When I first got to Harvard, I was set on being a Government concentrator, and I did end up declaring Government my sophomore year. At some point I realized that I had taken way more WGS classes than Gov classes and that I had enjoyed them so much more. Even for my non-WGS classes, I was focusing almost all of my papers and projects on WGS-related themes. It was not a hard decision to make when I officially switched my concentration to WGS.
After taking Laura Johnson’s class, "Gender and Sports," my sophomore year, I instantly knew that was what I wanted to focus my studies on. I wrote my junior paper on women’s rugby and my senior capstone paper on resources available to women in skateboarding. WGS allowed me to write papers on rugby and skateboarding, two of my favorite things.

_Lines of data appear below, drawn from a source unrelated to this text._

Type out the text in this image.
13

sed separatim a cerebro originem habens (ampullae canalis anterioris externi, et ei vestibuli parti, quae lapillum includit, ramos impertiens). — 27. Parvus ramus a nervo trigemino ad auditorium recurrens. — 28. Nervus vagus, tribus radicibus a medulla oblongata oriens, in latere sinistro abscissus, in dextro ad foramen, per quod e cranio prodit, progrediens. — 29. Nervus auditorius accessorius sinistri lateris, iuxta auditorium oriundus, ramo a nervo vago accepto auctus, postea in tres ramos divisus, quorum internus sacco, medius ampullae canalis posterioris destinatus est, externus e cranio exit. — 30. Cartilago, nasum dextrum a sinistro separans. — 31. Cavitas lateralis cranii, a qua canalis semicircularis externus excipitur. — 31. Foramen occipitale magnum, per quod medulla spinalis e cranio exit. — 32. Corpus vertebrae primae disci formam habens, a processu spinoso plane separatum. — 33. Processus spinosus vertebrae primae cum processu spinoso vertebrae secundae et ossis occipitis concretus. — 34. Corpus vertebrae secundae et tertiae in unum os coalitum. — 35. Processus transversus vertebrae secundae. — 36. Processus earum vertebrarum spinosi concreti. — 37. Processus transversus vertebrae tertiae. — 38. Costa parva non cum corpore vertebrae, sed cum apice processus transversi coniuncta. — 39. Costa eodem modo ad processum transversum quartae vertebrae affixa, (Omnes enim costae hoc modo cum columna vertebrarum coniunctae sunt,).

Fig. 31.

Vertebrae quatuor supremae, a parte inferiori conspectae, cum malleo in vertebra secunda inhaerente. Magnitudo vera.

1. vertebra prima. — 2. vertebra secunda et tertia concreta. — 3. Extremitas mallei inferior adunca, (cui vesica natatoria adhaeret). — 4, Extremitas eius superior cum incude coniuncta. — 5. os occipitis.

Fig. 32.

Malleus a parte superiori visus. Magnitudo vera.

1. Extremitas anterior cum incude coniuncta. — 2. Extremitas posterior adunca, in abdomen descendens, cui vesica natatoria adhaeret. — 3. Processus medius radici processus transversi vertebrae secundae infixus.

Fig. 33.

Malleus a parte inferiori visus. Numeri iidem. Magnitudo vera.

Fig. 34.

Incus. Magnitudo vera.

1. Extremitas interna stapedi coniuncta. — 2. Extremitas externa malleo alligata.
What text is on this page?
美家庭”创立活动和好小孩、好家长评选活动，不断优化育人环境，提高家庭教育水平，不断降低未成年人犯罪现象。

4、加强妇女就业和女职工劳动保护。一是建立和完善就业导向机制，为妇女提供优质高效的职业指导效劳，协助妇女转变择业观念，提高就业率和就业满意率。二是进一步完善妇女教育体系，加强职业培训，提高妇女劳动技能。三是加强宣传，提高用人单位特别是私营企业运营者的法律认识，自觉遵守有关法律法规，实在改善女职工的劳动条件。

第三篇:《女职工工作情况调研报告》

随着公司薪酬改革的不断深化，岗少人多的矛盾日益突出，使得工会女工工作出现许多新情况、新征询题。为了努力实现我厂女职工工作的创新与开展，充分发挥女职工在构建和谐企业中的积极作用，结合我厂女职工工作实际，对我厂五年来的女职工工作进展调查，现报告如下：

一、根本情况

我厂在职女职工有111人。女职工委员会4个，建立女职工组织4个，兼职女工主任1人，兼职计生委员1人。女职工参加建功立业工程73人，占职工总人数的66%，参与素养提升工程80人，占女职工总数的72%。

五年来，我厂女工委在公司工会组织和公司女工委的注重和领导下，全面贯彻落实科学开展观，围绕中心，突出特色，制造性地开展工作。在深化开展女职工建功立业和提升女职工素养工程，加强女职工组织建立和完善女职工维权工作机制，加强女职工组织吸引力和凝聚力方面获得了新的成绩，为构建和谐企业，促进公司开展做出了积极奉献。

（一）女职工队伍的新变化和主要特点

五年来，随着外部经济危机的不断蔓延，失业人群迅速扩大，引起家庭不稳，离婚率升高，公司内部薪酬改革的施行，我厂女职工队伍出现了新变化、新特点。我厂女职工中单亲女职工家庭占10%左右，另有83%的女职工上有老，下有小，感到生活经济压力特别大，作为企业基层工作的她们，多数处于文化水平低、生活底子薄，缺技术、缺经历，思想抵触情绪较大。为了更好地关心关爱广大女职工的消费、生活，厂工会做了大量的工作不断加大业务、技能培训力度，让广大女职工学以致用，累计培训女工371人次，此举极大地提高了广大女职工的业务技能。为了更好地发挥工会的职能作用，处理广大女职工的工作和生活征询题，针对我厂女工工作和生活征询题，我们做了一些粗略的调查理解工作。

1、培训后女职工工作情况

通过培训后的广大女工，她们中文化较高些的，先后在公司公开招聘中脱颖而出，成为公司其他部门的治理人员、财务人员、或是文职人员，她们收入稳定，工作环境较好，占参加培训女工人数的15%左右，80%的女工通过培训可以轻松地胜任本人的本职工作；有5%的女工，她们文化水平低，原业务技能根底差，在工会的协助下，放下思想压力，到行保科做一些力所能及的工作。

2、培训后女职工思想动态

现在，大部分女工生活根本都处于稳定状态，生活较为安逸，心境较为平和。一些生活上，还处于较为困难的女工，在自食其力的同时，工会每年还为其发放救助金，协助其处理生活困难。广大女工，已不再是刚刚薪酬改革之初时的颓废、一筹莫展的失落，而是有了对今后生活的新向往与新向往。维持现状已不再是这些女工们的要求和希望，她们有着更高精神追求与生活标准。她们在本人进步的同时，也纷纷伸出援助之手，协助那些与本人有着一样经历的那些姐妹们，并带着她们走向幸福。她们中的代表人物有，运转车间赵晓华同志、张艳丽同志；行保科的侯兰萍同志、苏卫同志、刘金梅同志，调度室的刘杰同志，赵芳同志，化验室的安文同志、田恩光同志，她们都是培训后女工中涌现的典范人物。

How awesome is that?
In post-college life, my WGS education has definitely played a huge role. For my first 2.5 years after college, I ran the Portland chapter of a non-profit called Skate Like a Girl that seeks to empower women and girls through skateboarding. I actually found out about the organization through my research on my capstone project. Other than getting to share my love of skateboarding with a bunch of six-year-old girls, one of my favorite parts of the job was that I had the perfect answer for all the people who snidely asked me what exactly I planned to do with my WGS degree.
In the long-term, I am working to be an independent filmmaker. My first documentary project was on the experiences of women who have done solo bicycle tours, which is very much in line with the academic focus of gender and sports that I chose in college. I'm currently developing a scripted web series that touches on the topics of queerness and mental health. WGS has had a huge impact on the way I see the world around me and I am sure that many of my future projects will also bear the influence of my time as a WGS concentrator.